Here are the fingerings that I use to play a chord-melody arrangement of Johnny Burke and Erroll Garner's 1954 standard Misty. I play it in the key of C not the original key of Eb. The song is a medium ballad played in 4/4 time.
K. J. McElrath, Musicologist for JazzStandards.com explains it this way: "Called the ultimate love song, Garner wrote Misty in the 32-bar A1-A2-B-A2 form with no verse... The chord progression of section A is actually quite similar to that of Cherokee (I v7 I7 IV iv I vi ii7 V7) until measure 6 (while the ii7 V7 in measure six would work in the latter tune, its ii iii7(b5) turnaround would clash badly with the melodic pitches of the present tune). The first ending uses a lovely delaying, circle-of-fifths cadence starting on III7 (G7(b5) in the original key) before returning to the tonic for the second A.

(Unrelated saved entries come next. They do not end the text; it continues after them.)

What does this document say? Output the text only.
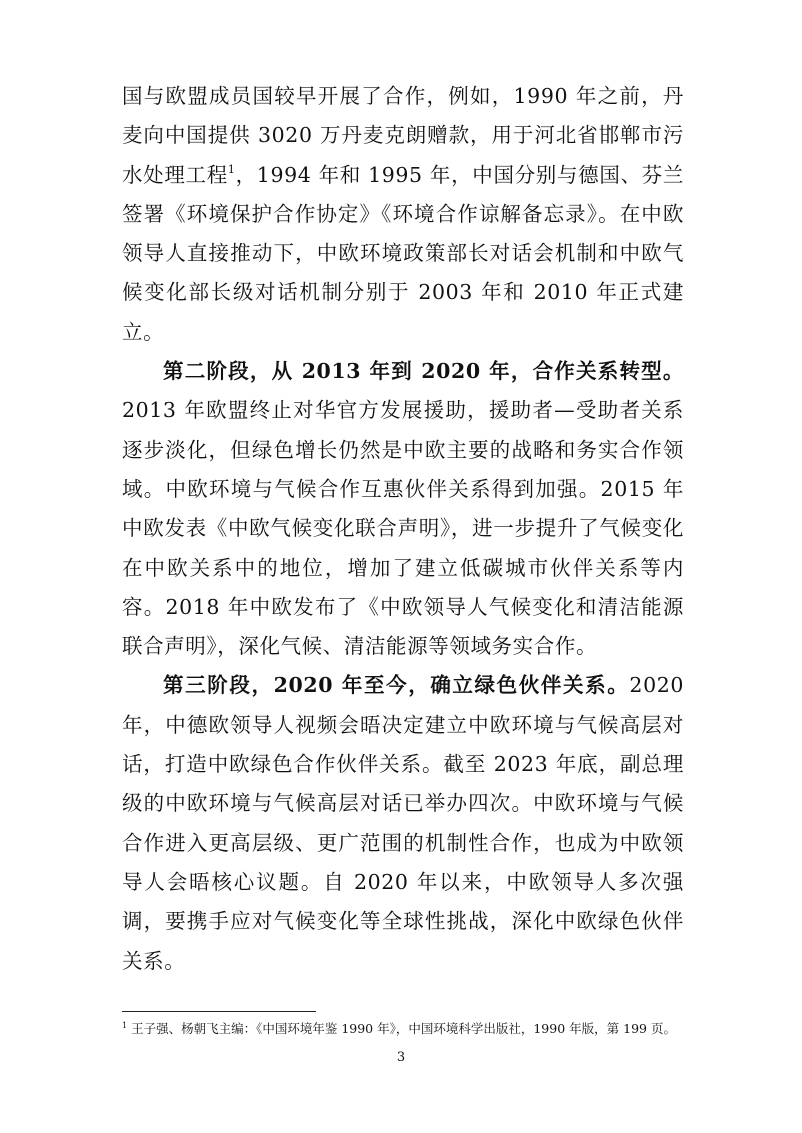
国与欧盟成员国较早开展了合作，例如，1990 年之前，丹麦向中国提供 3020 万丹麦克朗赠款，用于河北省邯郸市污水处理工程$^1$，1994 年和 1995 年，中国分别与德国、芬兰签署《环境保护合作协定》《环境合作谅解备忘录》。在中欧领导人直接推动下，中欧环境政策部长对话会机制和中欧气候变化部长级对话机制分别于 2003 年和 2010 年正式建立。

第二阶段，从 2013 年到 2020 年，合作关系转型。2013 年欧盟终止对华官方发展援助，援助者—受助者关系逐步淡化，但绿色增长仍然是中欧主要的战略和务实合作领域。中欧环境与气候合作互惠伙伴关系得到加强。2015 年中欧发表《中欧气候变化联合声明》，进一步提升了气候变化在中欧关系中的地位，增加了建立低碳城市伙伴关系等内容。2018 年中欧发布了《中欧领导人气候变化和清洁能源联合声明》，深化气候、清洁能源等领域务实合作。

第三阶段，2020 年至今，确立绿色伙伴关系。2020 年，中德欧领导人视频会晤决定建立中欧环境与气候高层对话，打造中欧绿色合作伙伴关系。截至 2023 年底，副总理级的中欧环境与气候高层对话已举办四次。中欧环境与气候合作进入更高层级、更广范围的机制性合作，也成为中欧领导人会晤核心议题。自 2020 年以来，中欧领导人多次强调，要携手应对气候变化等全球性挑战，深化中欧绿色伙伴关系。

$^1$ 王子强、杨朝飞主编：《中国环境年鉴 1990 年》，中国环境科学出版社，1990 年版，第 199 页。
3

Section B begins with a fairly orthodox harmonic progression v I7 iv, in which the I7 functions as a V7of the new subdominant key (in the original key, Eb modulating to Ab). But then the IV chord (Ab) is followed by a minor 7th chord a half step higher. Aural experience tells our ears to expect this Am7, which is followed by a D7, to be a ii7 V7 sequence to G major or G minor. Instead, Garner surprises us once again by a deceptive resolution to Cm, the vi of the original tonic of Eb. From there, its an easy modulation back to the tonic (but what a fascinating detour!)."